The paper presents a novel length-aware solving algorithm and heuristics for regex and linear arithmetic constraints, improving efficiency and performance in SMT solving.

Findings

Outperforms five state-of-the-art string solvers.

Achieves up to 13x speedup over OSTRICH.

Effective use of length bounds simplifies automata operations.

Abstract

We present a novel length-aware solving algorithm for the quantifier-free first-order theory over regex membership predicate and linear arithmetic over string length. We implement and evaluate this algorithm and related heuristics in the Z3 theorem prover. A crucial insight that underpins our algorithm is that real-world instances contain a wealth of information about upper and lower bounds on lengths of strings under constraints, and such information can be used very effectively to simplify operations on automata representing regular expressions.

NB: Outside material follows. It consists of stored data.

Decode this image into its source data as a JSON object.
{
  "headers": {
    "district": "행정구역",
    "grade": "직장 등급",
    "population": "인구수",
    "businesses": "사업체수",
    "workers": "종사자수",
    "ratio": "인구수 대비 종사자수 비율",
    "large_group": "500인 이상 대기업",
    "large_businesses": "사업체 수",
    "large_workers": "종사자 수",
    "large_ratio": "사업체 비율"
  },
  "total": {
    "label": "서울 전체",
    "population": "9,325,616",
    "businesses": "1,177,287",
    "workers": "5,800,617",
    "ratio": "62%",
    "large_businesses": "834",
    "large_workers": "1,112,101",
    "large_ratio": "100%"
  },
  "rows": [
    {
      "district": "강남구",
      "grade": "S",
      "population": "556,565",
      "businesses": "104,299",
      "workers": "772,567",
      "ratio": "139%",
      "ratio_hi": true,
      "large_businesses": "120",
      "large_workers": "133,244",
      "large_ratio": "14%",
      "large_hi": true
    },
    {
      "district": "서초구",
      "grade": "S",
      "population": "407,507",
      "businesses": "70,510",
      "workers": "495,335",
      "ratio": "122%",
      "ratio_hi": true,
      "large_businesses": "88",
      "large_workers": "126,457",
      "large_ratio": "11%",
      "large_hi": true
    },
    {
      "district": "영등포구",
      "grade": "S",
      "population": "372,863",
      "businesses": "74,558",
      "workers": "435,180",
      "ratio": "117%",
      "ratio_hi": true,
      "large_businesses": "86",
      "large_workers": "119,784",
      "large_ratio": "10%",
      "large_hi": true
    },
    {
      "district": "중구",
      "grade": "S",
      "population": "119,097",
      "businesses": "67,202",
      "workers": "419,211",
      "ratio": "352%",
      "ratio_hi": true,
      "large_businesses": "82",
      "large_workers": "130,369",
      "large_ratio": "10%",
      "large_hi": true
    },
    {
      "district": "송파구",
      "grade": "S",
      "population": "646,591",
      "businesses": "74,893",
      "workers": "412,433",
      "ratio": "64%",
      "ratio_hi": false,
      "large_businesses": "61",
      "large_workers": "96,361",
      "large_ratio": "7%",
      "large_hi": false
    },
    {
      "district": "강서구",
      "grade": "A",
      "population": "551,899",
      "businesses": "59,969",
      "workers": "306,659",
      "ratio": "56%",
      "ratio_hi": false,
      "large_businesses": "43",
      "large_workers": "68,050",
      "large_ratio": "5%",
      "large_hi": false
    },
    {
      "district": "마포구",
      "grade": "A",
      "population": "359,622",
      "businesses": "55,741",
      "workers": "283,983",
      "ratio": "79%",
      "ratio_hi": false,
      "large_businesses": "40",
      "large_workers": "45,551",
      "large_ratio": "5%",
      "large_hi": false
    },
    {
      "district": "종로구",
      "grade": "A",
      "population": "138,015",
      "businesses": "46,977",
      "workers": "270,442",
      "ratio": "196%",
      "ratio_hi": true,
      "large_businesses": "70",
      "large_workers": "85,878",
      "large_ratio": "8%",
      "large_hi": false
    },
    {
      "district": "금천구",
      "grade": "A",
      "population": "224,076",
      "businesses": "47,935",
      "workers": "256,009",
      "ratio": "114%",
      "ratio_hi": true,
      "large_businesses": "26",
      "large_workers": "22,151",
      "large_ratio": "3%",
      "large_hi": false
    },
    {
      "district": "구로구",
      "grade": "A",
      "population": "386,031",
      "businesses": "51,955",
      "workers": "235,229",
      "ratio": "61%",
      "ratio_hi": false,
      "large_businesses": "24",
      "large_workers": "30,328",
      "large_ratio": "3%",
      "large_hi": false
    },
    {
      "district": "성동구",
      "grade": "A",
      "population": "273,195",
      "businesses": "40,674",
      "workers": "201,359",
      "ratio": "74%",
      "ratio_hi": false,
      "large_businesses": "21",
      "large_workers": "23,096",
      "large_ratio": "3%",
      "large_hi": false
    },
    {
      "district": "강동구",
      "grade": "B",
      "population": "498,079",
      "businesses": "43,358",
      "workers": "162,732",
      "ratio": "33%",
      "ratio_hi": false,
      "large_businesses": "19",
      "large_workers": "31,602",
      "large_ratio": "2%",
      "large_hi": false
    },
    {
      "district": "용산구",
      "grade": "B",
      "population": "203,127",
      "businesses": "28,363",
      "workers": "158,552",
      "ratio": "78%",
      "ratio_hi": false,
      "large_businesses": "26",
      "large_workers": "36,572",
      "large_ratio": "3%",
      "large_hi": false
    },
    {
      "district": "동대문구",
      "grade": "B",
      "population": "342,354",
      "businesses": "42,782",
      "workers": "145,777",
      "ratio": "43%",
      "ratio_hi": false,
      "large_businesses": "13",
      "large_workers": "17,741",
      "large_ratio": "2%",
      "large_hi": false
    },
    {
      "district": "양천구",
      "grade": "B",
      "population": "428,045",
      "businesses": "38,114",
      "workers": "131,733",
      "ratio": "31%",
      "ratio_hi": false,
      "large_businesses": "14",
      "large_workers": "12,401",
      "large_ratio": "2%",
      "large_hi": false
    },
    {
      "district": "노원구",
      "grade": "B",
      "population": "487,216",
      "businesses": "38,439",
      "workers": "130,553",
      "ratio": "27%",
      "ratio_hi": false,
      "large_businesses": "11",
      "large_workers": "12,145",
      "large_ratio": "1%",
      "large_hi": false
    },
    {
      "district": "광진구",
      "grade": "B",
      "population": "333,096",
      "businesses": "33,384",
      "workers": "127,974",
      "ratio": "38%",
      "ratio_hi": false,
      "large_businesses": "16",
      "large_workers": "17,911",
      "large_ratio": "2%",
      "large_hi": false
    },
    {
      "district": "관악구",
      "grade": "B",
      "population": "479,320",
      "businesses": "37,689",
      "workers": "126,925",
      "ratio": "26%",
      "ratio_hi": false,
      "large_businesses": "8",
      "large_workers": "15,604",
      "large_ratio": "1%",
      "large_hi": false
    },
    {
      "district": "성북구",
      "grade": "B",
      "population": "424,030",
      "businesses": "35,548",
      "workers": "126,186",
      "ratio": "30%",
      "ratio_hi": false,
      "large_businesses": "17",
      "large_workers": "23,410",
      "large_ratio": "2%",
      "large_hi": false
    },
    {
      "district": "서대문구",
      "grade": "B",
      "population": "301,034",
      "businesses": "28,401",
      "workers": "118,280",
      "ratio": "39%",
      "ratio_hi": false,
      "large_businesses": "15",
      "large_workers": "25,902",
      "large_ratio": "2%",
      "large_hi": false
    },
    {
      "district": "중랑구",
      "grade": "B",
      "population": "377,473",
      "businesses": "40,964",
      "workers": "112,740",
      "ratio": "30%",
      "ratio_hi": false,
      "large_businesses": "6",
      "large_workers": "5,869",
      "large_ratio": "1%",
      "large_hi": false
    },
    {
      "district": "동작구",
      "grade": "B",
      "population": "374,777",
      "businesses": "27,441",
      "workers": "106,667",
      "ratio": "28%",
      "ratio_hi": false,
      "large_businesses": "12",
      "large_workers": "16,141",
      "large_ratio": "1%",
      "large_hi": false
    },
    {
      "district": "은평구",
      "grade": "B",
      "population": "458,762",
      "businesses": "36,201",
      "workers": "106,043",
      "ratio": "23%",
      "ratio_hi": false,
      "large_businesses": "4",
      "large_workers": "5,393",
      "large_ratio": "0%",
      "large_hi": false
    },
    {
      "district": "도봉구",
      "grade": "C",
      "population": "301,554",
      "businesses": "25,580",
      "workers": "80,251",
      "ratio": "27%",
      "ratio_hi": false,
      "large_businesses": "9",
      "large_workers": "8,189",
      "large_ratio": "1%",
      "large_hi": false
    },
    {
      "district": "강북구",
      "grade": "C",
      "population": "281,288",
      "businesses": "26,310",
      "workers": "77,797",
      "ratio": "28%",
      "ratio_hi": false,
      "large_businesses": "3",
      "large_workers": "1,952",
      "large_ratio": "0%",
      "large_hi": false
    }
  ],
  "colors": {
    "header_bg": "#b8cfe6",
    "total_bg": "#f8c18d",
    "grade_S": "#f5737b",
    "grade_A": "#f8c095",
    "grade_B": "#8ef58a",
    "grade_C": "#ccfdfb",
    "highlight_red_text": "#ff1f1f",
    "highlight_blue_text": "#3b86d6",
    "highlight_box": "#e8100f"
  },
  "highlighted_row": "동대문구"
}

Additionally, we present a number of novel general heuristics, such as the prefix/suffix method, that can be used in conjunction with a variety of regex solving algorithms, making them more efficient. We showcase the power of our algorithm and heuristics via an extensive empirical evaluation over a large and diverse benchmark of 57256 regex-heavy instances, almost 75% of which are derived from industrial applications or contributed by other solver developers. Our solver outperforms five other state-of-the-art string solvers, namely, CVC4, OSTRICH, Z3seq, Z3str3, and Z3-Trau, over this benchmark, in particular achieving a 2.4x speedup over CVC4, 4.4x speedup over Z3seq, 6.4x speedup over Z3-Trau, 9.1x speedup over Z3str3, and 13x speedup over OSTRICH.